The fact that the protein residues have been preserved for so long could be explained by the fact that many metal alloys, such as bronze, have anti-microbial properties. These properties may have hampered the ability of microbes to degrade the proteins over time.
"The most exciting finding for me has been the preservation of proteins for 5,000 years," Wilkin told Newsweek. "The metals of the cauldron are naturally anti-microbial, which we thought might help to preserve the organics, and I was very happily surprised to see that it worked so far back into time."
Even earlier evidence of milk, meat and plant residues—dated to around 6,500 B.C.—have been previously documented at the ancient settlement of Çatalhöyük in southern Anatolia. But the evidence in the latest study represents the earliest residue from metal vessels, Wilkin said.
The cauldrons that the team analyzed show signs of wear and tear from use, although there are also indications that they had undergone extensive repairs. This suggests that they were valuable, requiring significant skill to make while serving as important symbols of wealth or social position.

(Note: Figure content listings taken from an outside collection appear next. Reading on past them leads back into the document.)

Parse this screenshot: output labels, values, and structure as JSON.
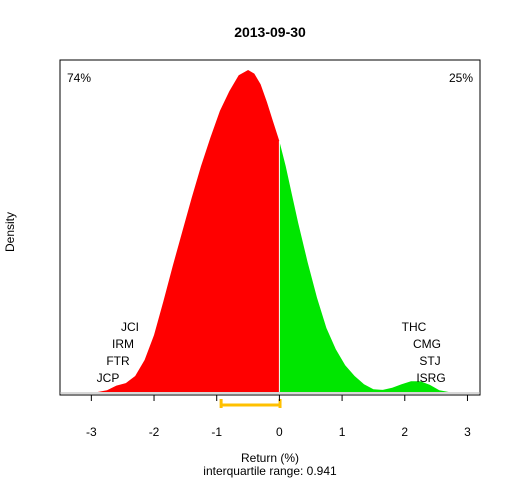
{
  "chart_data": {
    "type": "area",
    "title": "2013-09-30",
    "xlabel": "Return (%)",
    "ylabel": "Density",
    "subtitle": "interquartile range: 0.941",
    "xlim": [
      -3.5,
      3.2
    ],
    "xticks": [
      -3,
      -2,
      -1,
      0,
      1,
      2,
      3
    ],
    "grid": false,
    "split_at": 0,
    "negative_share": "74%",
    "positive_share": "25%",
    "colors": {
      "negative": "#ff0000",
      "positive": "#00e600",
      "iqr": "#ffc000",
      "negative_text": "#ff0000",
      "positive_text": "#008000"
    },
    "iqr_range": [
      -0.93,
      0.01
    ],
    "density": {
      "x": [
        -2.9,
        -2.75,
        -2.6,
        -2.45,
        -2.3,
        -2.15,
        -2.0,
        -1.85,
        -1.7,
        -1.55,
        -1.4,
        -1.25,
        -1.1,
        -0.95,
        -0.8,
        -0.65,
        -0.5,
        -0.4,
        -0.3,
        -0.2,
        -0.1,
        0.0,
        0.1,
        0.2,
        0.3,
        0.45,
        0.6,
        0.75,
        0.9,
        1.05,
        1.2,
        1.35,
        1.5,
        1.65,
        1.8,
        1.95,
        2.1,
        2.25,
        2.4,
        2.55,
        2.7
      ],
      "y": [
        0.0,
        0.005,
        0.018,
        0.025,
        0.045,
        0.09,
        0.16,
        0.255,
        0.355,
        0.45,
        0.545,
        0.635,
        0.715,
        0.79,
        0.845,
        0.89,
        0.905,
        0.895,
        0.865,
        0.815,
        0.76,
        0.705,
        0.635,
        0.555,
        0.475,
        0.365,
        0.265,
        0.18,
        0.12,
        0.075,
        0.045,
        0.022,
        0.008,
        0.006,
        0.012,
        0.022,
        0.03,
        0.03,
        0.02,
        0.005,
        0.0
      ]
    },
    "left_tail_labels": [
      "JCI",
      "IRM",
      "FTR",
      "JCP"
    ],
    "right_tail_labels": [
      "THC",
      "CMG",
      "STJ",
      "ISRG"
    ]
  }
}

The methods used in the latest study have great potential to uncover previously unknown information about ancient peoples, according to the researchers. If proteins are preserved on artifacts such as the bronze cauldrons, there is a good chance they are preserved on a wide range of other objects, Wilkin said in the press release.
"We still have a lot to learn, but this opens up the field in a really dramatic way," he said.
"With methods such as protein analysis we can now see amazing archaeological data that would have otherwise remained invisible," Wilkin told Newsweek. "With proteins, we can see tissue as well as species, whereas, with DNA, only species is available. For example, DNA could not determine that we have blood, muscle, and milk, but only that we had evidence of ruminant species present.
"What is really interesting for me is that the preservation offered by metal vessels offers new opportunities to look at food production, processing, serving, and dining across any area with metal cups, bowls, or large vessels."
The latest study will shed new light on our understanding of to what extent the population of this remote area shared the culinary traditions of the Western Asian cultures living around the same time, according to Trifonov.
"The 4th millennium B.C. was a unique period in the history of the northern Caucasus," Trifonov told Newsweek. "Never before nor after was the region so profoundly integrated into the world of the ancient Near East."